The bottom line: up to Sept. 30/08, the economy was growing, albeit anemically, but it was not in recession.

Despite all attempts by governments to prevent them, recessions are a regular occurrence in modern industrial economies. Two central features of a recession are declines in GDP and increases in the unemployment rate. Statistics Canada publishes the unemployment rate for a month within a week after the month ends. Hence, it is available more frequently than GDP data and is more timely in charting the course of a recession.

The unemployment rate in Canada reached a record low of 5.8% in early 2008. In other words, in its long history of measuring unemployment, Statistics Canada had never found the unemployment rate to be this low. By December 2008, the unemployment rate had moved higher, to 6.6%, not as good as things were earlier in the year, but still lower than the annual unemployment rate in every year from 1976 to 2005 inclusive. The annual rate in 2006 was 6.3% and in 2007 it was 6.0%.
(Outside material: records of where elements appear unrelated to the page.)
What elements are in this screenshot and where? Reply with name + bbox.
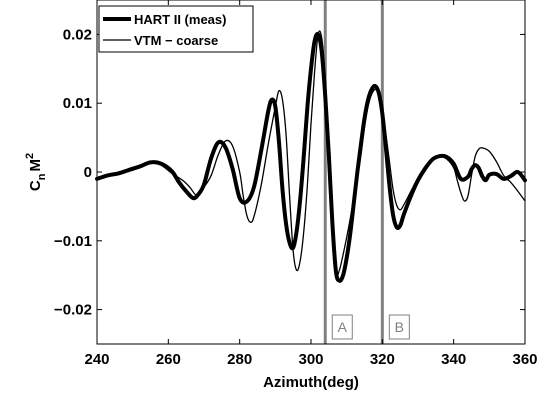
x-tick-label: 240 [84, 351, 109, 368]
series-lines [95, 30, 527, 283]
y-axis-title: CnM2 [24, 153, 48, 191]
legend-label-meas: HART II (meas) [134, 12, 226, 27]
y-tick-label: 0.01 [63, 95, 92, 112]
annotation-box-a [331, 314, 353, 340]
y-tick-label: 0.02 [63, 26, 92, 43]
y-axis-ticks: −0.02 −0.01 0 0.01 0.02 [54, 26, 525, 319]
y-axis-title-main: C [27, 180, 44, 191]
annotation-label-a: A [338, 319, 348, 335]
x-tick-label: 340 [441, 351, 466, 368]
x-axis-ticks: 240 260 280 300 320 340 360 [84, 0, 538, 368]
x-tick-label: 280 [227, 351, 252, 368]
x-tick-label: 260 [156, 351, 181, 368]
x-tick-label: 360 [512, 351, 537, 368]
x-axis-title: Azimuth(deg) [263, 374, 359, 391]
x-tick-label: 300 [298, 351, 323, 368]
y-tick-label: 0 [84, 164, 92, 181]
legend: HART II (meas) VTM − coarse [98, 5, 254, 53]
y-axis-title-sup: 2 [24, 153, 36, 159]
series-line-vtm-coarse [96, 30, 526, 278]
y-axis-title-sub: n [36, 173, 48, 180]
y-tick-label: −0.01 [54, 233, 92, 250]
x-tick-label: 320 [370, 351, 395, 368]
y-axis-title-tail: M [27, 159, 44, 172]
y-tick-label: −0.02 [54, 302, 92, 319]
annotation-label-b: B [395, 319, 404, 335]
legend-box [98, 5, 254, 53]
annotation-box-b [388, 314, 410, 340]
legend-label-vtm: VTM − coarse [134, 33, 218, 48]
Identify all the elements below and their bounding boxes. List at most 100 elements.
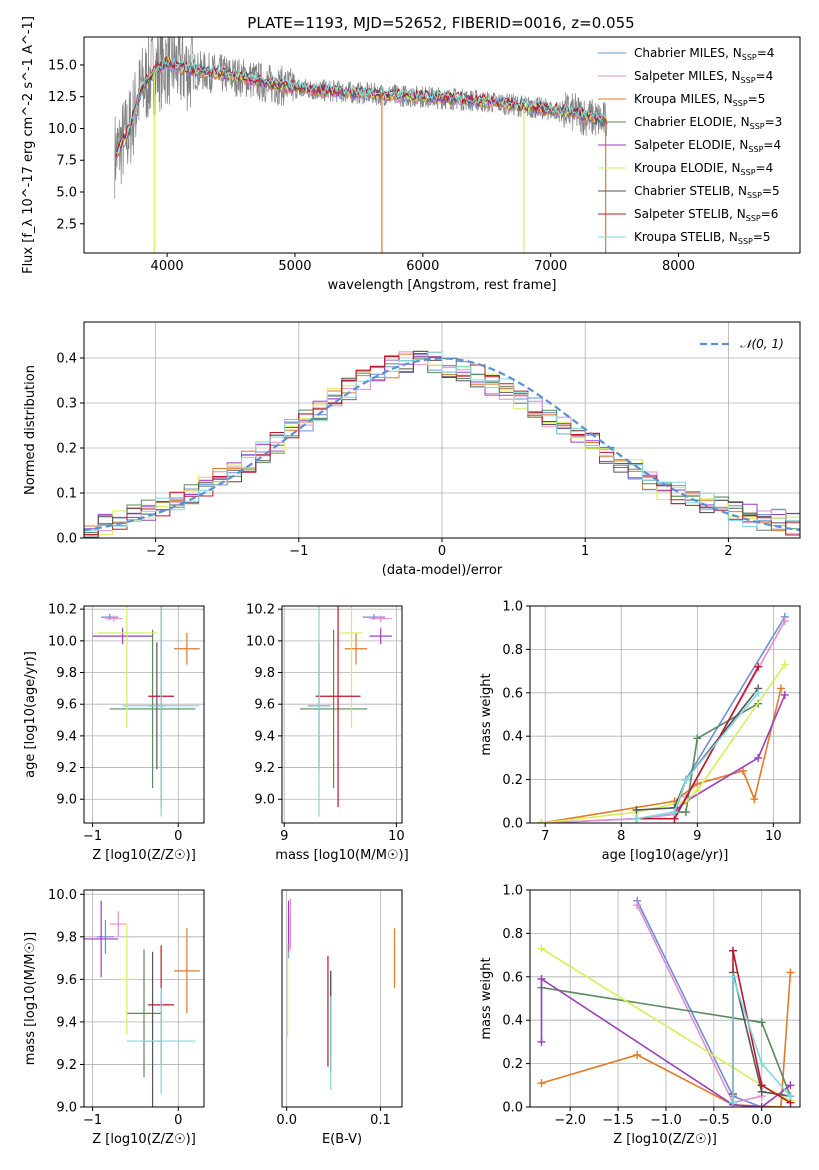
legend-value: =3 xyxy=(765,115,783,129)
legend-value: =5 xyxy=(753,230,771,244)
x-tick-label: 1 xyxy=(581,544,589,559)
legend-value: =5 xyxy=(748,92,766,106)
y-tick-label: 0.2 xyxy=(502,1057,523,1072)
residuals-panel: −2 −1 0 1 2 0.0 0.1 0.2 0.3 0.4 (data-model)/error… xyxy=(23,321,801,578)
y-tick-label: 9.6 xyxy=(56,698,77,713)
y-tick-label: 0.0 xyxy=(502,1101,523,1116)
x-axis-label: age [log10(age/yr)] xyxy=(602,848,729,863)
y-tick-label: 0.3 xyxy=(56,397,77,412)
plot-area xyxy=(287,898,396,1090)
y-tick-label: 10.0 xyxy=(48,888,77,903)
x-tick-label: 0 xyxy=(438,544,446,559)
y-tick-label: 0.2 xyxy=(502,773,523,788)
legend-subscript: SSP xyxy=(746,214,761,223)
spectrum-panel: 4000 5000 6000 7000 8000 2.5 5.0 7.5 10.0 12.5 15.… xyxy=(21,16,801,293)
legend-entry: Salpeter MILES, NSSP=4 xyxy=(634,69,773,85)
plot-area xyxy=(84,900,200,1107)
plot-area xyxy=(92,606,200,817)
y-tick-label: 9.2 xyxy=(254,761,275,776)
plot-area xyxy=(299,606,392,817)
x-tick-label: 0.0 xyxy=(276,1113,297,1128)
x-tick-label: 10 xyxy=(388,829,405,844)
x-axis-label: E(B-V) xyxy=(322,1132,362,1147)
x-tick-label: 0 xyxy=(174,829,182,844)
axes-frame xyxy=(529,605,801,824)
y-axis-label: Flux [f_λ 10^-17 erg cm^-2 s^-1 A^-1] xyxy=(21,16,36,274)
y-tick-label: 10.0 xyxy=(48,122,77,137)
legend-subscript: SSP xyxy=(738,237,753,246)
y-tick-label: 9.4 xyxy=(56,729,77,744)
x-tick-label: 0 xyxy=(174,1113,182,1128)
x-tick-label: −1.0 xyxy=(650,1113,682,1128)
grid-lines xyxy=(282,606,402,823)
x-axis-label: wavelength [Angstrom, rest frame] xyxy=(328,278,557,293)
y-tick-label: 9.4 xyxy=(56,1015,77,1030)
legend-entry: Salpeter ELODIE, NSSP=4 xyxy=(634,138,781,154)
y-tick-label: 9.4 xyxy=(254,729,275,744)
x-tick-label: 0.0 xyxy=(751,1113,772,1128)
x-axis-label: Z [log10(Z/Z☉)] xyxy=(613,1132,717,1147)
axes-frame xyxy=(83,605,205,824)
legend-entry: Kroupa MILES, NSSP=5 xyxy=(634,92,765,108)
y-tick-label: 10.0 xyxy=(48,634,77,649)
x-axis-label: mass [log10(M/M☉)] xyxy=(275,848,408,863)
axes-frame xyxy=(83,889,205,1108)
y-tick-label: 0.4 xyxy=(502,730,523,745)
legend-value: =4 xyxy=(763,138,781,152)
y-tick-label: 0.8 xyxy=(502,643,523,658)
y-tick-label: 0.4 xyxy=(502,1014,523,1029)
x-axis-label: Z [log10(Z/Z☉)] xyxy=(92,848,196,863)
axes-frame xyxy=(83,36,801,254)
massweight-series-line xyxy=(541,688,782,823)
x-tick-label: 8000 xyxy=(662,259,695,274)
y-tick-label: 1.0 xyxy=(502,884,523,899)
legend-subscript: SSP xyxy=(747,191,762,200)
x-tick-label: 6000 xyxy=(406,259,439,274)
legend-entry: Salpeter STELIB, NSSP=6 xyxy=(634,207,778,223)
x-tick-label: −1 xyxy=(289,544,308,559)
mass-vs-ebv-panel: 0.0 0.1 E(B-V) xyxy=(276,889,403,1147)
x-axis-label: Z [log10(Z/Z☉)] xyxy=(92,1132,196,1147)
legend-entry: Chabrier MILES, NSSP=4 xyxy=(634,46,774,62)
axes-frame xyxy=(529,889,801,1108)
legend-subscript: SSP xyxy=(748,145,763,154)
grid-lines xyxy=(530,889,800,1108)
x-tick-label: −2 xyxy=(146,544,165,559)
massweight-vs-z-panel: −2.0 −1.5 −1.0 −0.5 0.0 0.0 0.2 0.4 0.6 0.8 1.0 Z [… xyxy=(479,884,801,1147)
y-tick-label: 0.8 xyxy=(502,927,523,942)
model-spectrum-line xyxy=(115,57,607,155)
legend-value: =4 xyxy=(756,161,774,175)
massweight-vs-age-panel: 7 8 9 10 0.0 0.2 0.4 0.6 0.8 1.0 age [log10(age/yr… xyxy=(479,600,801,863)
legend-value: =6 xyxy=(761,207,779,221)
y-tick-label: 9.0 xyxy=(254,793,275,808)
legend-subscript: SSP xyxy=(750,122,765,131)
histogram-step xyxy=(84,351,800,531)
y-tick-label: 1.0 xyxy=(502,600,523,615)
x-tick-label: 8 xyxy=(617,829,625,844)
axes-frame xyxy=(281,605,403,824)
legend-entry: Chabrier STELIB, NSSP=5 xyxy=(634,184,780,200)
massweight-series-line xyxy=(636,692,759,820)
x-tick-label: −1 xyxy=(83,829,102,844)
x-tick-label: 9 xyxy=(693,829,701,844)
y-tick-label: 9.6 xyxy=(254,698,275,713)
normal-reference-curve xyxy=(84,357,800,532)
legend-entry: Kroupa STELIB, NSSP=5 xyxy=(634,230,771,246)
y-tick-label: 9.6 xyxy=(56,973,77,988)
y-tick-label: 9.0 xyxy=(56,793,77,808)
x-tick-label: 0.1 xyxy=(370,1113,391,1128)
y-tick-label: 10.2 xyxy=(246,603,275,618)
y-tick-label: 9.8 xyxy=(254,666,275,681)
legend-value: =4 xyxy=(757,46,775,60)
y-tick-label: 12.5 xyxy=(48,90,77,105)
legend-subscript: SSP xyxy=(742,53,757,62)
x-tick-label: 7 xyxy=(541,829,549,844)
x-tick-label: 5000 xyxy=(278,259,311,274)
plot-area xyxy=(537,612,789,823)
x-axis-label: (data-model)/error xyxy=(382,563,503,578)
plot-area xyxy=(114,37,608,253)
x-tick-label: 2 xyxy=(724,544,732,559)
grid-lines xyxy=(286,890,381,1107)
y-axis-label: Normed distribution xyxy=(23,365,38,495)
Some further perspective. Canada did suffer through major recessions in the early 1980s and in the early 1990s. In 1982, the unemployment rate rose to 11.0% from 7.6%in the previous year. It peaked at 12.0% in 1983, and did not fall to its pre-recession level again until 1989. In 1991, the unemployment rate rose to 10.3% from 8.1% in the previous year and it took until 1999 to lower unemployment to the 1991 level.

The bottom line: with an unemployment rate of 6.6% in December, we are nowhere near the depths of previous recessions.

A major rationale cited by the parties calling for massive increases in federal government spending is declining economic activity in the U.S.A., the major buyer of Canada's exports. Yesterday's National Post ( January 13, 2008, page FP3; please scroll to the end of the following two-page article with the heading of "Milk" http://www.financialpost.com/story.html?id=1170081) has an insightful commentary by Terence Corcoran debunking the claims of economic disaster in the U.S. He notes that the U.S. unemployment rate of 7.2% in December 2008 is far blow the highest level experienced by the U.S. in the past 25 years (over 10% in the early 1980s).

Implications for the January 2009 federal budget: some further stimulation of the the economy is required, but it should not be massive. And the stimulation should be applied in carefully measured amounts over the upcoming quarters in a manner that allows it to be reduced if the economy proves to be more robust than the pessimists are predicting.

Saturday, January 10, 2009

Coming Soon

This blog will focus on how governments in Canada spend taxpayers' money. The intent is to provide data and facts that are under-reported, or not reported at all, in the main stream media. The purpose is to provide accurate and useful information for use in public policy discussions.

I also plan to pose questions to readers when my research and analysis has yet to uncover what I think might be an important aspect of an issue. The hope is that the feedback received will help me fill in those blanks.



At this stage I foresee two main types of postings. The most frequent will be short posts highlighting new facts and data. The second will be lengthier background pieces on issues. These I plan to update on a regular basis as new information becomes available.



This is my first attempt at blogging. I have a lot to learn about its technical aspects so please bear with me through start-up. Suggestions for technical enhancements are welcome.